About the Role
We are looking for a Data Engineer to design, build, and maintain scalable data pipelines that support the Medical Datastore and enterprise analytics initiatives.
In this role, you will develop robust ETL workflows to ingest and transform data from multiple healthcare and operational systems, enabling downstream reporting, analytics, and decision-making.
You will work closely with data analysts, business stakeholders, and technical teams to ensure data is accurate, timely, and reliable.
Key Responsibilities
- Design, develop, and maintain ETL/ELT pipelines to ingest data from source systems such as NGEMR, MSI, and OSIT.
- Build and manage data workflows using AWS Glue, Amazon EMR, and other AWS services.
- Develop and optimize data models and transformations for the Medical Datastore.
- Maintain and enhance data pipelines to ensure performance, scalability, and reliability.
- Monitor data jobs, troubleshoot issues, and implement fixes to ensure smooth operations.
- Perform data validation and quality checks to ensure data accuracy and completeness.
- Optimize SQL queries and ETL logic for performance and cost efficiency.
- Collaborate with business and analytics teams to understand data requirements and deliver fit-for-purpose datasets.
- Document data flows, transformation logic, and technical specifications.
- Support production deployments and ongoing maintenance of data engineering solutions.
Required Skills & Experience
- 3+ years of experience in data engineering or ETL development.
- Strong hands-on experience with AWS Glue, Amazon EMR, Amazon Redshift, and Amazon S3.
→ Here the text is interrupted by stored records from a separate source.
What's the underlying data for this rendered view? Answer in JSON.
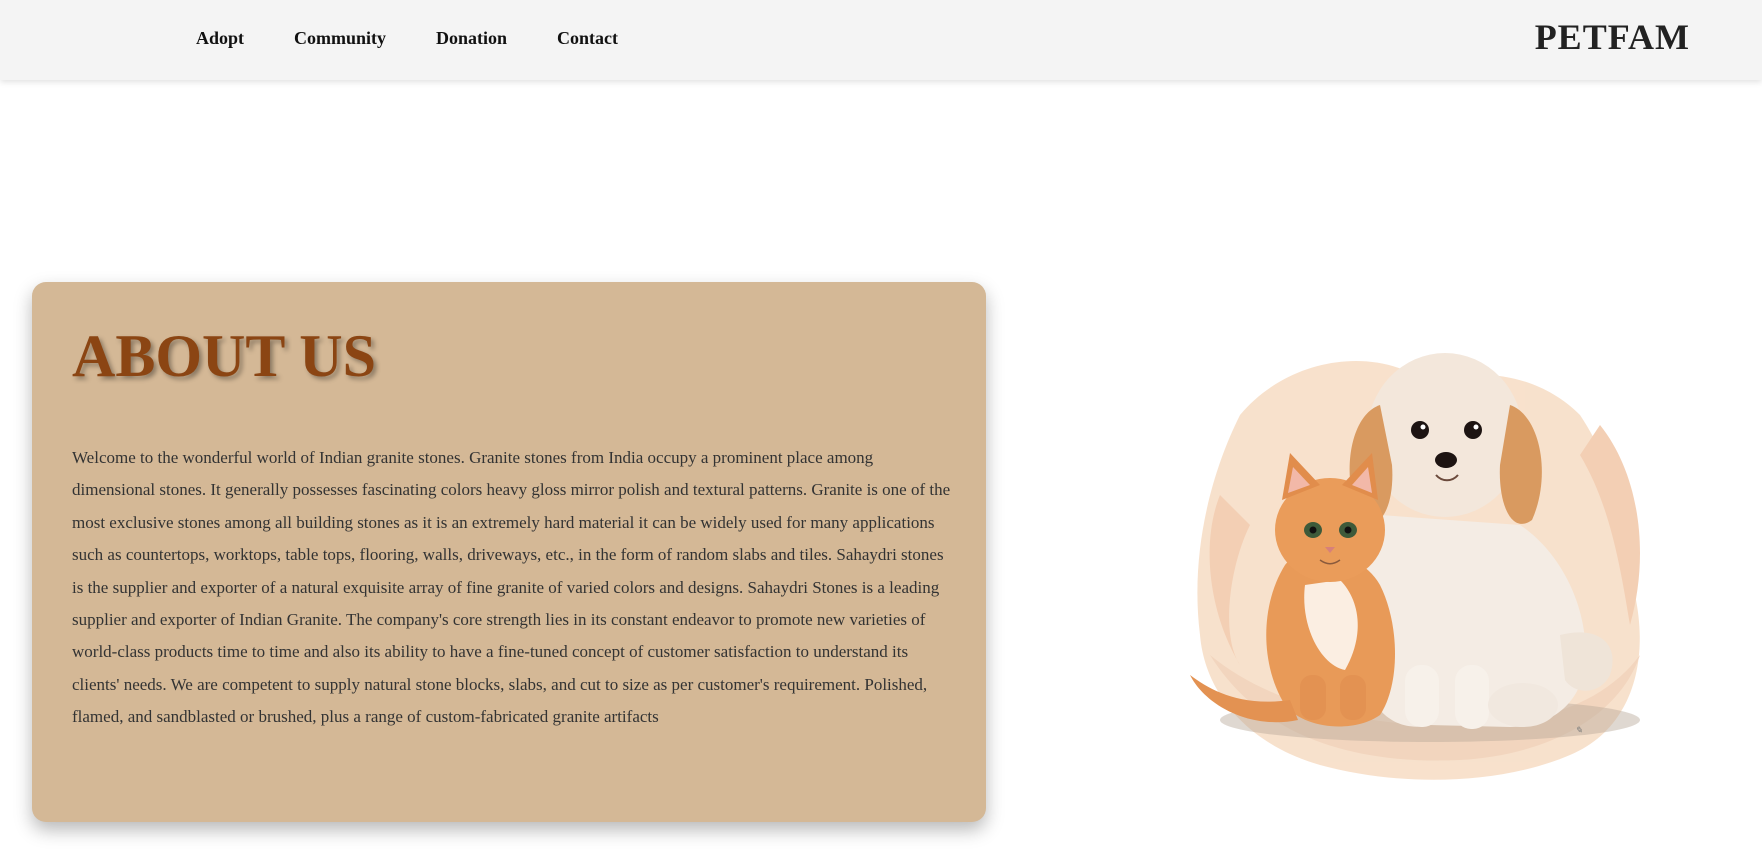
{
  "nav": {
    "links": [
      "Adopt",
      "Community",
      "Donation",
      "Contact"
    ],
    "brand": "PETFAM"
  },
  "about": {
    "title": "ABOUT US",
    "body": "Welcome to the wonderful world of Indian granite stones. Granite stones from India occupy a prominent place among dimensional stones. It generally possesses fascinating colors heavy gloss mirror polish and textural patterns. Granite is one of the most exclusive stones among all building stones as it is an extremely hard material it can be widely used for many applications such as countertops, worktops, table tops, flooring, walls, driveways, etc., in the form of random slabs and tiles. Sahaydri stones is the supplier and exporter of a natural exquisite array of fine granite of varied colors and designs. Sahaydri Stones is a leading supplier and exporter of Indian Granite. The company's core strength lies in its constant endeavor to promote new varieties of world-class products time to time and also its ability to have a fine-tuned concept of customer satisfaction to understand its clients' needs. We are competent to supply natural stone blocks, slabs, and cut to size as per customer's requirement. Polished, flamed, and sandblasted or brushed, plus a range of custom-fabricated granite artifacts"
  },
  "colors": {
    "navbar_bg": "#f4f4f4",
    "card_bg": "#d4b896",
    "title_color": "#8b4513",
    "body_text": "#333333"
  },
  "illustration": {
    "icon": "puppy-and-kitten-illustration"
  }
}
- Proficiency in SQL and Python for data transformation and automation.
- Experience building and maintaining large-scale ETL/ELT pipelines.
- Strong understanding of data warehousing concepts and dimensional modelling.
- Experience working with structured and semi-structured data.
- Familiarity with data quality, validation, and monitoring practices.
- Ability to troubleshoot and optimize data pipelines and SQL queries.
Preferred Qualifications
- Experience working with healthcare or medical data platforms.
- Knowledge of AWS IAM, CloudWatch, and Step Functions.
- Familiarity with DevOps practices and CI/CD for data pipelines.
- Experience with Apache Spark or PySpark.
- Understanding of data governance and security best practices.
Tech Stack
- AWS Glue
- Amazon EMR
- Amazon Redshift
- Amazon S3
- Python
- SQL
- PySpark
Why Join Us
- Opportunity to work on a large-scale healthcare data platform.
- Build data solutions that support analytics and operational decision-making.
- Collaborate with experienced engineers and domain experts.
- Exposure to modern cloud-based data engineering technologies.